Talk : Information Retrieval and Machine Learning Tools for Interactive Bug Hunting presented at Hackitoergosum 2013

by Fabian Yamaguchi,

Tags: Security

Summary : When hunting bugs in large code bases you have never seen before, tools allowing quick navigation and recognition of patterns can be of great help. Surprisingly, most navigational features of popular IDEs and dedicated code understanding tools offer only very basic search capabilities and seldom exploit language information.
In this talk, we present a new language-aware open-source code indexing tool, which allows you to mine code for bugs by quickly executing complex queries on large C/C++ code. The tool offers a fuzzy parser, allowing code with missing headers to be processed in most cases.

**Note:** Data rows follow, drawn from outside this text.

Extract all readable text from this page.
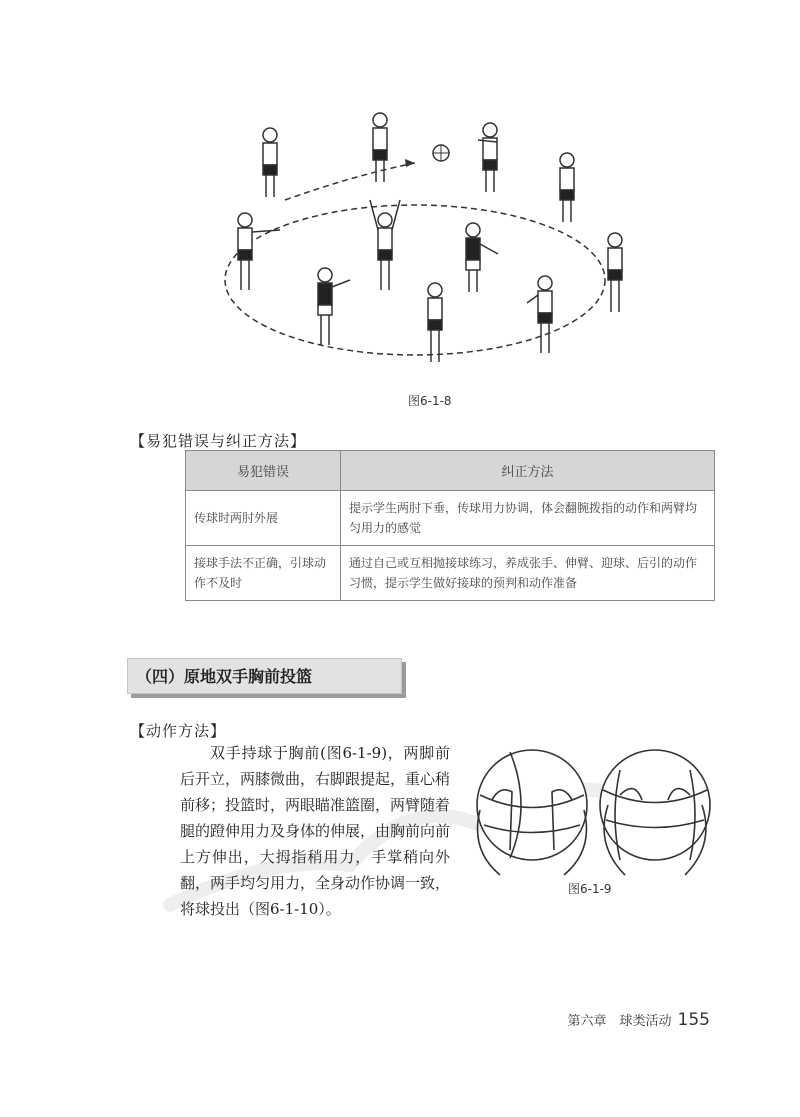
图6-1-8
【易犯错误与纠正方法】
易犯错误	纠正方法
传球时两肘外展	提示学生两肘下垂，传球用力协调，体会翻腕拨指的动作和两臂均匀用力的感觉
接球手法不正确，引球动作不及时	通过自己或互相抛接球练习，养成张手、伸臂、迎球、后引的动作习惯，提示学生做好接球的预判和动作准备
（四）原地双手胸前投篮
【动作方法】
双手持球于胸前(图6-1-9)，两脚前后开立，两膝微曲，右脚跟提起，重心稍前移；投篮时，两眼瞄准篮圈，两臂随着腿的蹬伸用力及身体的伸展，由胸前向前上方伸出，大拇指稍用力，手掌稍向外翻，两手均匀用力，全身动作协调一致，将球投出（图6-1-10）。
图6-1-9
第六章　球类活动 155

If you have ever wanted to search code fragments, which “fell off some truck” for all local variables passed as third arguments to memcpy, which hold l-values of assignments involving multiplications as r-values where all variables involved do not occur in conditions, this tool is for you.
We then show that the fine-grained representation of code stored in the generated index is a valuable source of information for code analysis tools. In particular, we present a second tool, which uses this information alone to automatically derive simple programming rules such as “the return value of malloc should be checked when processing packets from the network” using machine learning techniques. By employing anomaly detection, this allows us to
highlight violations of these rules and present them to auditors as they browse code. We close by providing a number of examples demonstrating that these tools are “nice to have” in practice.